Firstly, if you have very few rows it might actually take longer to read the index than to read every row; of course, that would be a very small performance penalty in general, so not a big problem.
Secondly, more indices means more data to write each time, thus slower inserts (if every column had an index, you could expect well over double write time).
Thirdly, if the database server picks the wrong index, performance could move much closer to the time it would take with no indices (or even much more!). Consider if you’d put an index on a column which only ever has the value 1 or 0, and where 99% of the rows have the value 0 for that column. If you only generally ask for rows with the value 1, that’s great; if you ask for rows with the value 0 along with some other constraint, however, the database server will have to gather the complete list of matching rows, possibly construct a temporary table containing all of those rows (taking roughly as long as copying the entire table), and read each row looking for the other constraint involved. This is particularly a risk where you have an index on a column with little variation and have no index on another column which varies widely.
How to make indices good
There are plenty of times where a normal index just wouldn’t help that much. Consider:
SELECT b,c, COUNT(*) FROM my_table WHERE a=1 GROUP BY c,b ORDER BY b;
That’s the kind of query which (if you had an index on each column in the query) would make the database server start having to really guess which index to use – and none of them would be likely to be great. The server would want to, in order, limit the rows to consider (WHERE a=1), sort for grouping (GROUP BY c,b) and then re-sort again (ORDER BY b) – so what you’d really want is to have a sub-index for each one. That isn’t practical, but what if you had an index of each column, put together, in order?

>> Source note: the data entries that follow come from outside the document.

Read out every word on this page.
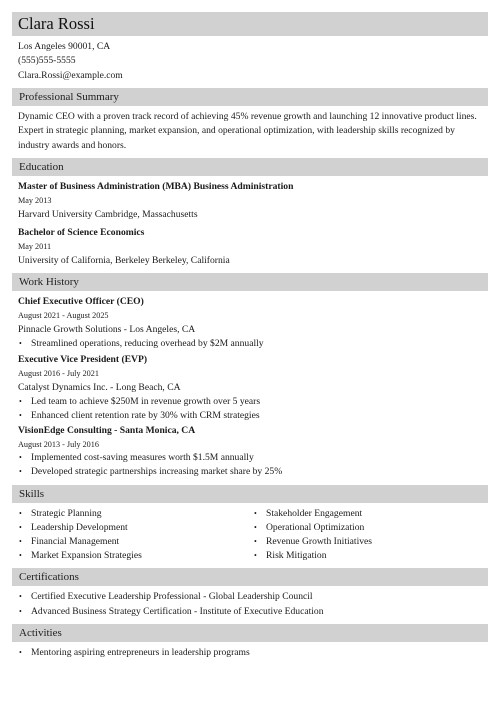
Clara Rossi
Los Angeles 90001, CA
(555)555-5555
Clara.Rossi@example.com
Professional Summary
Dynamic CEO with a proven track record of achieving 45% revenue growth and launching 12 innovative product lines. Expert in strategic planning, market expansion, and operational optimization, with leadership skills recognized by industry awards and honors.
Education
Master of Business Administration (MBA) Business Administration
May 2013
Harvard University Cambridge, Massachusetts
Bachelor of Science Economics
May 2011
University of California, Berkeley Berkeley, California
Work History
Chief Executive Officer (CEO)
August 2021 - August 2025
Pinnacle Growth Solutions - Los Angeles, CA
• Streamlined operations, reducing overhead by $2M annually
Executive Vice President (EVP)
August 2016 - July 2021
Catalyst Dynamics Inc. - Long Beach, CA
• Led team to achieve $250M in revenue growth over 5 years
• Enhanced client retention rate by 30% with CRM strategies
VisionEdge Consulting - Santa Monica, CA
August 2013 - July 2016
• Implemented cost-saving measures worth $1.5M annually
• Developed strategic partnerships increasing market share by 25%
Skills
• Strategic Planning
• Leadership Development
• Financial Management
• Market Expansion Strategies
• Stakeholder Engagement
• Operational Optimization
• Revenue Growth Initiatives
• Risk Mitigation
Certifications
• Certified Executive Leadership Professional - Global Leadership Council
• Advanced Business Strategy Certification - Institute of Executive Education
Activities
• Mentoring aspiring entrepreneurs in leadership programs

If you had a joint index on (a,b,c), the server would be able to search for the first point where a=1, the rows are already pre-grouped which makes it very easy to gather the data for each result row, they’re already ordered by b also, and it can just read forwards in the index until a=1 is no longer true.
Query optimiser
While you’re adding indices to make your queries faster, the database server has to decide which (if any) to use. It’ll note which indices relate to the columns in the query, note how long each index key is, possibly even read part of some indices to see how many rows the result set would be narrowed down to, or how many rows would be expected in the output set. In the end, if you give it a choice of keys, it’ll usually do a good job of picking the right one, so you don’t need to worry too much about having the perfect key specification. If you want to ask MySQL how it intends to handle a query, you can use the EXPLAIN keyword, e.g.:
mysql> EXPLAIN SELECT * FROM my_table WHERE a=1;
+—-+————-+———-+——+—————+——+———+——+——+————-+
| id | select_type | table | type | possible_keys | key | key_len | ref | rows | Extra |
+—-+————-+———-+——+—————+——+———+——+——+————-+
| 1 | SIMPLE | my_table | ALL | k1,k2 | NULL | NULL | NULL | 25 | Using where |
+—-+————-+———-+——+—————+——+———+——+——+————-+
1 row in set (0.00 sec)
mysql>
As a rule of thumb, anything in the “Extra” box is an indication that the query can’t be handled very efficiently, although the main thing to note is the “rows” count: if that’s in the thousands (or more!) then you probably could do with better indices.